Een collega hardlooptrainer komt deze ochtend kijken hoe ik, samen met mijn trainers, een aantal trainingsgroepen van mijn Loopschool begeleid. We delen al jaren de passie van lange afstanden hardlopen en het overbrengen van onze hardloopervaring op andere lopers. Trainers zien elkaar niet vaak aan het werk, maar vandaag kan ik hem een training laten meebeleven.
‘Het is lang geleden dat we elkaar gesproken hebben, leuk dat je met me meegaat,’ zeg ik.

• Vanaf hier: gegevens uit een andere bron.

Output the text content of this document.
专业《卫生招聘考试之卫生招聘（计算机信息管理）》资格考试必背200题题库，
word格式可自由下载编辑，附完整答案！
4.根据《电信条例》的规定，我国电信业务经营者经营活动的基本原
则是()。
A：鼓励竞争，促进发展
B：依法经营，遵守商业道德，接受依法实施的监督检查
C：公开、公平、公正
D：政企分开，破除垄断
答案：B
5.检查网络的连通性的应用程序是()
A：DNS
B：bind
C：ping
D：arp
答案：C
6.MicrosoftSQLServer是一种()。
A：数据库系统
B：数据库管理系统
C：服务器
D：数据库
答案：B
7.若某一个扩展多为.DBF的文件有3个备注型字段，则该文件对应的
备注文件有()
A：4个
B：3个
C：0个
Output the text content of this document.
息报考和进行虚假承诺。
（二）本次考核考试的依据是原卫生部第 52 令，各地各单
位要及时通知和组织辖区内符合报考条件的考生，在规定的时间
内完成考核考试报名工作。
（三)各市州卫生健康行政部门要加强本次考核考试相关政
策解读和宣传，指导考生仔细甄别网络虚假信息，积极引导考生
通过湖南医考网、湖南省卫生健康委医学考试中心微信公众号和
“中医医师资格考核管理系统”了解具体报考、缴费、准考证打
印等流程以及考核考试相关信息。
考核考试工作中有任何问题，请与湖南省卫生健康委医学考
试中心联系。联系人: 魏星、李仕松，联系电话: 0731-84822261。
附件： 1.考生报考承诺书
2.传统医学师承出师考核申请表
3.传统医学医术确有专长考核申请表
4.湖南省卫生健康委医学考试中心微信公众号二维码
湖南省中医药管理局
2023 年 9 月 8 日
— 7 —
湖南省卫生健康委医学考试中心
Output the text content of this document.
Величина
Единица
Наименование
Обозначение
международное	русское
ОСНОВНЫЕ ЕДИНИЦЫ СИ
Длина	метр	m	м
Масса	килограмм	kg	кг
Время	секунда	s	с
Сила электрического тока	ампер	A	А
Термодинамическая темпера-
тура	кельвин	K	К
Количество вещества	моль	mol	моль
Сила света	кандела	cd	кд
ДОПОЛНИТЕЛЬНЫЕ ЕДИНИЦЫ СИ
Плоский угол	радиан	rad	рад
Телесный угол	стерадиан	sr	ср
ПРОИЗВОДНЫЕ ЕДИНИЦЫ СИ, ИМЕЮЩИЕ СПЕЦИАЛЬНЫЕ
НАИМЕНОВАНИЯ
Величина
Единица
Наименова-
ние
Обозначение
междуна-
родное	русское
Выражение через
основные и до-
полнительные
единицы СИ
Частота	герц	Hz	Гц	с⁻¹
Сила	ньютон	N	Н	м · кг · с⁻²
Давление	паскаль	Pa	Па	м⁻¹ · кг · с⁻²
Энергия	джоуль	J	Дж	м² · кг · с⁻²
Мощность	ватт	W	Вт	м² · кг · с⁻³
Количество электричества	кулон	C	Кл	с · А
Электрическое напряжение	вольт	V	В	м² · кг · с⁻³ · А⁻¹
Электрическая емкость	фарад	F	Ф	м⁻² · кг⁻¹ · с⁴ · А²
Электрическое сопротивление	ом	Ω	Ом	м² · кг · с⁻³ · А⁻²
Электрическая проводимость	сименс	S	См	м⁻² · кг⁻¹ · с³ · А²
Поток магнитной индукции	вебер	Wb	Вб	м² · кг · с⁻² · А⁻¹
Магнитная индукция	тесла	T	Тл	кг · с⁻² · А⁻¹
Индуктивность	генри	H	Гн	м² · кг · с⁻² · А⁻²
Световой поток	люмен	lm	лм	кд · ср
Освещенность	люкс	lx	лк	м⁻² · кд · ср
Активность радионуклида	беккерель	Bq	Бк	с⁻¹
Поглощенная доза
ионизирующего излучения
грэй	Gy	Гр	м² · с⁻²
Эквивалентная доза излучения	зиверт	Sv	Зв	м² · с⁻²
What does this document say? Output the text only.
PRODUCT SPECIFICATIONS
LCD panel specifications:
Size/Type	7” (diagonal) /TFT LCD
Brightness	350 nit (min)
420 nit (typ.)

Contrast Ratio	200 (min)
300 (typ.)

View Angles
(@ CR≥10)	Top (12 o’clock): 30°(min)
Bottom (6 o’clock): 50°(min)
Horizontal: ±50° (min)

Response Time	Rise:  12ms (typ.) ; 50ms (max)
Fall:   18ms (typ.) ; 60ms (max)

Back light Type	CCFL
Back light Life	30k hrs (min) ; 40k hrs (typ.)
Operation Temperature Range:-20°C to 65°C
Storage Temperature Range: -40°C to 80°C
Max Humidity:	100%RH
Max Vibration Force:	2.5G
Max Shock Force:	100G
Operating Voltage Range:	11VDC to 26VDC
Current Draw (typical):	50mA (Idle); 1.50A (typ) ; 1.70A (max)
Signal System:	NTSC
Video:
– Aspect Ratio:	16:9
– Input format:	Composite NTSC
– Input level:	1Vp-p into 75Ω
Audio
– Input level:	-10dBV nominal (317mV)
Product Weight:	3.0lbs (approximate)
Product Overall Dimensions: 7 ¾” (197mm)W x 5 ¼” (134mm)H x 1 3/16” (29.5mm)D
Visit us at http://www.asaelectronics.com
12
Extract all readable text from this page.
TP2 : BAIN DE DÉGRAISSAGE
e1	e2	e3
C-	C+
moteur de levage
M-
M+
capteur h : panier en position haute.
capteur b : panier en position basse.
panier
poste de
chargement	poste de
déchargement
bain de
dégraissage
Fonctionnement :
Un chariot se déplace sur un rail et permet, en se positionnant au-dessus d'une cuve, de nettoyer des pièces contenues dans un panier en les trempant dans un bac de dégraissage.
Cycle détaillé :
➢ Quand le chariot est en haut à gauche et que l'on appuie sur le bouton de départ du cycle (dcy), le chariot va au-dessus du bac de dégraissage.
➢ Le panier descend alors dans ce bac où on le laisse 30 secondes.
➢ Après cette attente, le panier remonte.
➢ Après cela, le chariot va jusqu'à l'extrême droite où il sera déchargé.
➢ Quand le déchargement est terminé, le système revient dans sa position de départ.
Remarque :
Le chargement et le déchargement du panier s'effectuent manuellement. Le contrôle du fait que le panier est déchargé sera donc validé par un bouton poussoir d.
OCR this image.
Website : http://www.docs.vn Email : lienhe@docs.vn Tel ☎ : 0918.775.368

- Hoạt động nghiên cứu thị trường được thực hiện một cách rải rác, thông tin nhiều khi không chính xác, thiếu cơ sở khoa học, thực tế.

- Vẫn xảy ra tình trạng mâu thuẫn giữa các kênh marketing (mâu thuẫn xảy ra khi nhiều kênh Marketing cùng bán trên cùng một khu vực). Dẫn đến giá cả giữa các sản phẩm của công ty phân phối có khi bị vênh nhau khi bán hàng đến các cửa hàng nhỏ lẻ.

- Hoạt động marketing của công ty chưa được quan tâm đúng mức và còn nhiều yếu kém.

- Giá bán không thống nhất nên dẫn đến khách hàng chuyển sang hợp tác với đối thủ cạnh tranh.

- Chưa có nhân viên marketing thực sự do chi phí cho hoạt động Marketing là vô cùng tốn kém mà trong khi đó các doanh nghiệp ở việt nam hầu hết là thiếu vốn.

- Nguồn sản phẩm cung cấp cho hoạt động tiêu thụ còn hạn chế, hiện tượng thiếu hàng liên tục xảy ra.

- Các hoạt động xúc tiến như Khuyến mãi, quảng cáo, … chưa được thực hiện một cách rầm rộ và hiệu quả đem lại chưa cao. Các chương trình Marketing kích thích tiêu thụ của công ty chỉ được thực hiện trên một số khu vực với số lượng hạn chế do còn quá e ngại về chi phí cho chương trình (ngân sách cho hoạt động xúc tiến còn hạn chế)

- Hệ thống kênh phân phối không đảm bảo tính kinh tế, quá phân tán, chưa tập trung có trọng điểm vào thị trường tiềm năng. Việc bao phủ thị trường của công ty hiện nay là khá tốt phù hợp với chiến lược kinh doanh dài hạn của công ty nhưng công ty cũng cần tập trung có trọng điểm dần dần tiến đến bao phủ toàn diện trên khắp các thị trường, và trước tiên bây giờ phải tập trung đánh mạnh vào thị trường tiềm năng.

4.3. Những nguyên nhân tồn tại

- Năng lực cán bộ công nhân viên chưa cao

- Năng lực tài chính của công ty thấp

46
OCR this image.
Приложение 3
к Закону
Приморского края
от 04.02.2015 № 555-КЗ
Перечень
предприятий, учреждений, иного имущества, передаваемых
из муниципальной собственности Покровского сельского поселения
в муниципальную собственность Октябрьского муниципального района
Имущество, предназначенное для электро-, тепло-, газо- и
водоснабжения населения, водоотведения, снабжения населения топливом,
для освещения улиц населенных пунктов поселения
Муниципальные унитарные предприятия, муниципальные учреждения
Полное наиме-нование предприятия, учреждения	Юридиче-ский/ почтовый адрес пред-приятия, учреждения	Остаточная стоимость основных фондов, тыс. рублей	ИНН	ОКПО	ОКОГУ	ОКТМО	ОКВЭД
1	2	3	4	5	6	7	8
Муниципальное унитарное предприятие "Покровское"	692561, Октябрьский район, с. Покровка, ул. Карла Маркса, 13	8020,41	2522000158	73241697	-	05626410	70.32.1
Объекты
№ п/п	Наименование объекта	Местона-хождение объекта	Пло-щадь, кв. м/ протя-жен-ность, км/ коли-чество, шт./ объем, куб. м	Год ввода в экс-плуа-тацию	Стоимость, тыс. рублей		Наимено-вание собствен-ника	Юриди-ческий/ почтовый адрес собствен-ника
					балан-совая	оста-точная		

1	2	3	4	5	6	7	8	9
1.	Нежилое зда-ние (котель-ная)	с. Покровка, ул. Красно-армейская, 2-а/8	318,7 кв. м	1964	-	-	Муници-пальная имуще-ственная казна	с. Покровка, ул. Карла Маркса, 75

We ontmoeten elkaar op de afgesproken tijd en hebben amper een paar meter gefietst of we moeten al in onze remmen knijpen. Een uitrukkende brandweerauto met zwaailicht en sirene kruist ons pad op deze vroege warme zaterdagochtend. We kijken de auto na, terwijl het voertuig zijn weg vervolgt naar de meldplek. Al snel neemt de stilte van de zaterdagochtend het over van de twee harde tonen.
‘Te lang geleden, maar ik ben blij dat ik vandaag de tijd heb om te zien wat jij hebt opgebouwd, Wim. Over lang geleden gesproken, jij hebt toch ook bij de brandweer gewerkt?’
Het is zeker zeven jaar geleden dat ik deel uitmaakte van het vrijwillige brandweerkorps. Mijn loopschoenen had ik ’s nachts naast mijn bed staan en als ik een oproep kreeg, spurtte ik naar de brandweerkazerne. Dat resulteerde in een aardige verzuring van mijn benen, die vanzelf weer oploste als we met de eerste uitruk op een melding afgingen. Als ik ergens bij ben, dan ben ik fanatiek.
‘Ja, dat is alweer even geleden en nee, ik heb geen spijt.’
In al die jaren heb ik in de eerste uitruk gezeten en dat betekende dat ik de meest erge situaties heb meegemaakt.
‘Zeker geen spijt dat ik een andere keuze heb gemaakt. Ik heb dat graag en ook met liefde en plezier gedaan, maar op een gegeven moment was ik ook klaar.’
We zijn op weg van Vught Zuid naar de noordkant en de meeste mensen liggen nog op bed of zijn op zomervakantie.
‘Ik heb nu eindelijk van mijn hobby mijn beroep kunnen maken.’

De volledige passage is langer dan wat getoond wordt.